Create an Index#
Create a new vector index for similarity search operations.
VectorDatabase.create(
index_type: str = “hnsw”,
dim: int = 1536,
space: str = “cosine”,
m: int = 16,
ef_construction: int = 200,
expected_size: int = 10000,
quantization_config: dict | None = None
)
Creates and initializes a new vector index with the specified configuration. The index is optimized for fast similarity search on high-dimensional vector embeddings.
Parameters
- index_type : str, default “hnsw”
The type of vector index algorithm to create. Currently only supports
"hnsw"(Hierarchical Navigable Small World). Case-insensitive.- dim : int, default 1536
Dimensionality of the vectors to be indexed. All vectors added to this index must have exactly this number of dimensions. The default of 1536 matches OpenAI’s text-embedding-ada-002 model output dimensionality.

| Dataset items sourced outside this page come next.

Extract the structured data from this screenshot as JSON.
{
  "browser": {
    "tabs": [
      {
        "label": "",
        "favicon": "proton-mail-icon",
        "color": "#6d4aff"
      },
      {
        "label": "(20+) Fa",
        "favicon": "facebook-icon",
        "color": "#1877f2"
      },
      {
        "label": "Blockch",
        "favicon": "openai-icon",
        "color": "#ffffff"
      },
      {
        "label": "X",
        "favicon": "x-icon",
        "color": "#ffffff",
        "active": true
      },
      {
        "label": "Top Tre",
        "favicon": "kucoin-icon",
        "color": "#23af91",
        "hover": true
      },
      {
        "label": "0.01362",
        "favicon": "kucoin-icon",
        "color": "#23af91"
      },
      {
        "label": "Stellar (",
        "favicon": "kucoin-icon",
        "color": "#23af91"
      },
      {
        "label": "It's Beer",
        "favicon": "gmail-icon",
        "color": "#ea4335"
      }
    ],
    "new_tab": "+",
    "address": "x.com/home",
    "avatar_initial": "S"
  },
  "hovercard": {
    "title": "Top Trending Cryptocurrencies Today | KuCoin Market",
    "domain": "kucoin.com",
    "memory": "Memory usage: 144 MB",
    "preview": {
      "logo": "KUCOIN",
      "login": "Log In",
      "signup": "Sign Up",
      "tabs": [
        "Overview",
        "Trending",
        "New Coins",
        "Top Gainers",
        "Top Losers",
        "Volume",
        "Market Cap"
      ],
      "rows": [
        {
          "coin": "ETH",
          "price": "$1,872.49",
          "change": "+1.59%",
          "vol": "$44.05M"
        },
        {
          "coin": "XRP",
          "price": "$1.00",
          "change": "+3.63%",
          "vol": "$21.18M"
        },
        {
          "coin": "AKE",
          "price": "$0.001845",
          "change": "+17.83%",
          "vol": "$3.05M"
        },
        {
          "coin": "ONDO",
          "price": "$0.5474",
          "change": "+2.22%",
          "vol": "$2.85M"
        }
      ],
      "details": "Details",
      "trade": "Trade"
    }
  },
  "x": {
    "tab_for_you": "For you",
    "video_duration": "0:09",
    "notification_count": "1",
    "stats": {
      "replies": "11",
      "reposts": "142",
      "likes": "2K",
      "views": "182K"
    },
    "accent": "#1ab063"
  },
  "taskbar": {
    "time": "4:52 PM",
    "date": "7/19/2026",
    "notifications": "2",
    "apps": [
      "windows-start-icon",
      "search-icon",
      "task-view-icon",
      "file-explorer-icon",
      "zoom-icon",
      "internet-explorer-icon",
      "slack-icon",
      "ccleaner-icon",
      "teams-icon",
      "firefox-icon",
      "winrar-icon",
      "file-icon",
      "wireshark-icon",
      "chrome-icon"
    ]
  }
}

- space : str, default “cosine”
Distance metric used for similarity calculations during search operations. Available options:
"cosine"- Cosine similarity (recommended for normalized embeddings)"L2"- Euclidean distance"L1"- Manhattan distance
- m : int, default 16
Maximum number of bi-directional connections created for each node during graph construction. Higher values improve search recall at the cost of increased memory usage and longer build times. Typical range: 8-64.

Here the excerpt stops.